# Thus Spake.....Dick?



## DickC (May 22, 2011)

Hello. I'm Dick.  I am an avid reader and have written stories and scripts over the years. Now in middle age, if I live into my hundreds, I've finally decided to pursue writing full time. Yes, I am prepared to eat belly button lint and wear used newspaper clothes.

    My writing leans to the dark and strange side with a twist of sci-fi, but I also write straight fiction as well. The first book I remember that shattered my understanding of reality was Kobo Abe's "Secret Rendevous". I bought it when I was maybe thirteen at a Woolworth's dime book sale. Yes, ten cents for new paperbacks. Well, if you've ever read anything by Abe you would know how warped my world view became. 

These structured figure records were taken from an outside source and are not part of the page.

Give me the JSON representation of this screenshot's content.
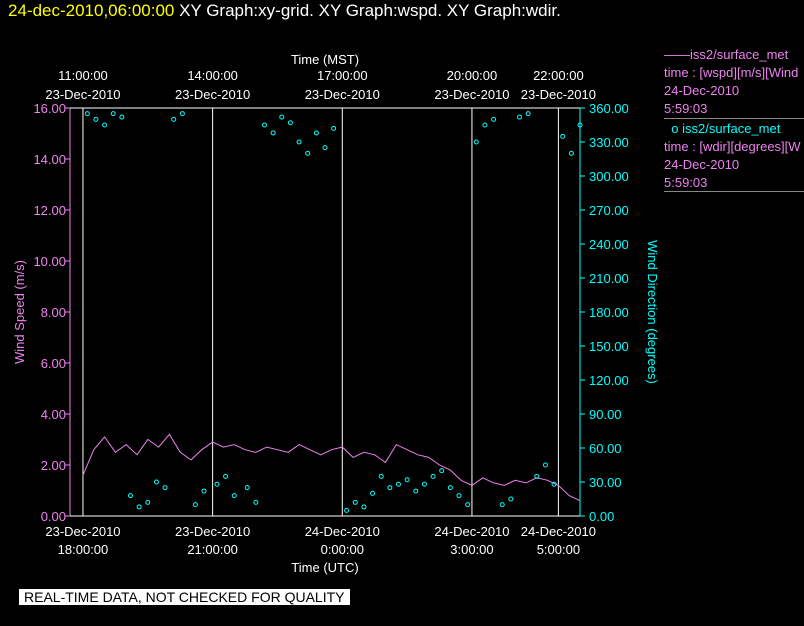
{
  "header": {
    "timestamp": "24-dec-2010,06:00:00",
    "graphs": "XY Graph:xy-grid.  XY Graph:wspd.  XY Graph:wdir."
  },
  "legend": {
    "speed": {
      "name": "iss2/surface_met",
      "line1": "time : [wspd][m/s][Wind",
      "date": "24-Dec-2010",
      "time": "5:59:03",
      "marker": "——"
    },
    "dir": {
      "name": "iss2/surface_met",
      "line1": "time : [wdir][degrees][W",
      "date": "24-Dec-2010",
      "time": "5:59:03",
      "marker": "o"
    }
  },
  "footer_note": "REAL-TIME DATA, NOT CHECKED FOR QUALITY",
  "colors": {
    "speed": "#ee82ee",
    "dir": "#00ffff",
    "grid": "#ffffff",
    "title_ts": "#ffff00"
  },
  "chart_data": {
    "type": "line",
    "x_label_bottom": "Time (UTC)",
    "x_label_top": "Time (MST)",
    "ylabel_left": "Wind Speed (m/s)",
    "ylabel_right": "Wind Direction (degrees)",
    "x_range_utc_hours": [
      17.7,
      29.5
    ],
    "ylim_left": [
      0,
      16
    ],
    "ylim_right": [
      0,
      360
    ],
    "grid": "vertical lines at labelled times",
    "y_ticks_left": [
      "0.00",
      "2.00",
      "4.00",
      "6.00",
      "8.00",
      "10.00",
      "12.00",
      "14.00",
      "16.00"
    ],
    "y_ticks_right": [
      "0.00",
      "30.00",
      "60.00",
      "90.00",
      "120.00",
      "150.00",
      "180.00",
      "210.00",
      "240.00",
      "270.00",
      "300.00",
      "330.00",
      "360.00"
    ],
    "x_ticks_bottom": [
      {
        "x": 18,
        "line1": "23-Dec-2010",
        "line2": "18:00:00"
      },
      {
        "x": 21,
        "line1": "23-Dec-2010",
        "line2": "21:00:00"
      },
      {
        "x": 24,
        "line1": "24-Dec-2010",
        "line2": "0:00:00"
      },
      {
        "x": 27,
        "line1": "24-Dec-2010",
        "line2": "3:00:00"
      },
      {
        "x": 29,
        "line1": "24-Dec-2010",
        "line2": "5:00:00"
      }
    ],
    "x_ticks_top": [
      {
        "x": 18,
        "line1": "11:00:00",
        "line2": "23-Dec-2010"
      },
      {
        "x": 21,
        "line1": "14:00:00",
        "line2": "23-Dec-2010"
      },
      {
        "x": 24,
        "line1": "17:00:00",
        "line2": "23-Dec-2010"
      },
      {
        "x": 27,
        "line1": "20:00:00",
        "line2": "23-Dec-2010"
      },
      {
        "x": 29,
        "line1": "22:00:00",
        "line2": "23-Dec-2010"
      }
    ],
    "series": [
      {
        "name": "iss2/surface_met wspd",
        "axis": "left",
        "style": "line",
        "x": [
          18.0,
          18.25,
          18.5,
          18.75,
          19.0,
          19.25,
          19.5,
          19.75,
          20.0,
          20.25,
          20.5,
          20.75,
          21.0,
          21.25,
          21.5,
          21.75,
          22.0,
          22.25,
          22.5,
          22.75,
          23.0,
          23.25,
          23.5,
          23.75,
          24.0,
          24.25,
          24.5,
          24.75,
          25.0,
          25.25,
          25.5,
          25.75,
          26.0,
          26.25,
          26.5,
          26.75,
          27.0,
          27.25,
          27.5,
          27.75,
          28.0,
          28.25,
          28.5,
          28.75,
          29.0,
          29.25,
          29.5
        ],
        "y": [
          1.6,
          2.6,
          3.1,
          2.5,
          2.8,
          2.4,
          3.0,
          2.7,
          3.2,
          2.5,
          2.2,
          2.6,
          2.9,
          2.7,
          2.8,
          2.6,
          2.5,
          2.7,
          2.6,
          2.5,
          2.8,
          2.6,
          2.4,
          2.6,
          2.7,
          2.3,
          2.5,
          2.4,
          2.1,
          2.8,
          2.6,
          2.4,
          2.3,
          2.0,
          1.8,
          1.4,
          1.2,
          1.5,
          1.3,
          1.2,
          1.4,
          1.3,
          1.5,
          1.4,
          1.2,
          0.8,
          0.6
        ]
      },
      {
        "name": "iss2/surface_met wdir",
        "axis": "right",
        "style": "markers",
        "x": [
          18.1,
          18.3,
          18.5,
          18.7,
          18.9,
          19.1,
          19.3,
          19.5,
          19.7,
          19.9,
          20.1,
          20.3,
          20.6,
          20.8,
          21.1,
          21.3,
          21.5,
          21.8,
          22.0,
          22.2,
          22.4,
          22.6,
          22.8,
          23.0,
          23.2,
          23.4,
          23.6,
          23.8,
          24.1,
          24.3,
          24.5,
          24.7,
          24.9,
          25.1,
          25.3,
          25.5,
          25.7,
          25.9,
          26.1,
          26.3,
          26.5,
          26.7,
          26.9,
          27.1,
          27.3,
          27.5,
          27.7,
          27.9,
          28.1,
          28.3,
          28.5,
          28.7,
          28.9,
          29.1,
          29.3,
          29.5
        ],
        "y": [
          355,
          350,
          345,
          355,
          352,
          18,
          8,
          12,
          30,
          25,
          350,
          355,
          10,
          22,
          28,
          35,
          18,
          25,
          12,
          345,
          338,
          352,
          347,
          330,
          320,
          338,
          325,
          342,
          5,
          12,
          8,
          20,
          35,
          25,
          28,
          32,
          22,
          28,
          35,
          40,
          25,
          18,
          10,
          330,
          345,
          350,
          10,
          15,
          352,
          355,
          35,
          45,
          28,
          335,
          320,
          345
        ]
      }
    ]
  }
}
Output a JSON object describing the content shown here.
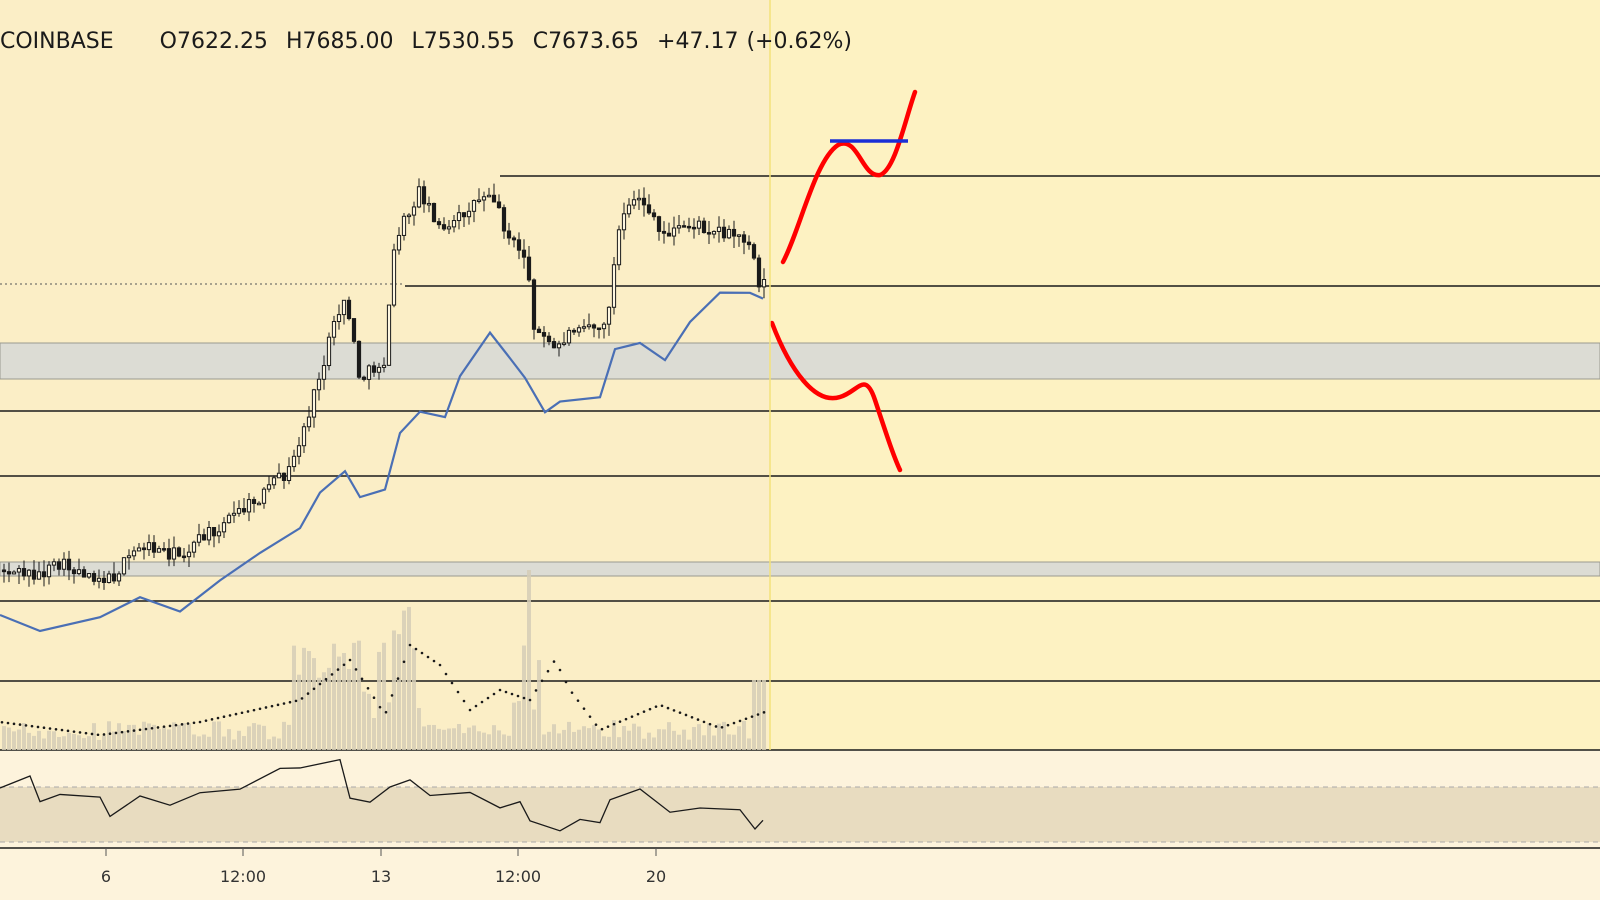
{
  "header": {
    "exchange": "COINBASE",
    "open": "O7622.25",
    "high": "H7685.00",
    "low": "L7530.55",
    "close": "C7673.65",
    "change": "+47.17",
    "change_pct": "(+0.62%)"
  },
  "colors": {
    "background_history": "#fbeec6",
    "background_projection": "#fdf2c2",
    "lower_bg": "#fdf3dc",
    "candle": "#1a1a1a",
    "ma_line": "#4a6fb5",
    "volume": "#d5cdb6",
    "projection": "#ff0000",
    "target_line": "#1a2fd6",
    "zone": "#dcdcd4",
    "grid_line": "#1a1a1a",
    "rsi_band": "#e8dcc0"
  },
  "chart_data": {
    "type": "candlestick",
    "symbol": "COINBASE",
    "ohlc": {
      "open": 7622.25,
      "high": 7685.0,
      "low": 7530.55,
      "close": 7673.65,
      "change": 47.17,
      "change_pct": 0.62
    },
    "x_ticks": [
      "6",
      "12:00",
      "13",
      "12:00",
      "20"
    ],
    "horizontal_lines": [
      "resistance",
      "support",
      "level-1",
      "level-2",
      "level-3",
      "level-4",
      "level-5"
    ],
    "zones": [
      "upper-zone",
      "lower-zone"
    ],
    "projection": {
      "bullish_path": "up-through-resistance",
      "bearish_path": "down-through-zone"
    },
    "grid": false,
    "legend": "none"
  }
}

    Other writer's that informed me were Vonnegut, John Brunner (the great english speculative fiction writer), Richard Brautigan and of course the amazing Stephen King. It would be pompous to say that I write like any of these masters. They were the lights along with many others illuminating a pathway into my own imagination.
    I look forward to reading others' work here and occasionally putting in my two cents. Most of all I anticipate the helpful critiques and suggestions of other lovers of words. I used to avoid criticism, taking it personally. But now I'm wiser and weathered enough to know that even if it were just flaming, which it seldom is, there could still be something useful to be had. Help comes in many guises.

So, this day of surviving yet another apocalypse, does anyone remember the Great Convergence of '89 or '90, seems a good starting point for a fun and imaginative adventure. See you in the threads.
DC


----------



## The Hawk (May 22, 2011)

Welcome DickC. I wish you lots of luck in your writing.


Cheers


----------



## Gumby (May 23, 2011)

What a colorful introduction you gave.  I'm still 'digesting' that belly button lint comment, ugh! Welcome to the site.


----------



## TheFuhrer02 (May 23, 2011)

Hello there, Dick! Welcome to WF!


----------



## DickC (May 23, 2011)

Thank you All for the warm welcome. Umph, one of my two ton cats just jumped on my abdomen. Well that must be some kind of auspicious sign.


----------



## Jinxi (May 23, 2011)

Loved your intro! Welcome to WF DickC! :hi:


----------



## Nickie (May 23, 2011)

Welcome to the forums, Dick



Nickie


----------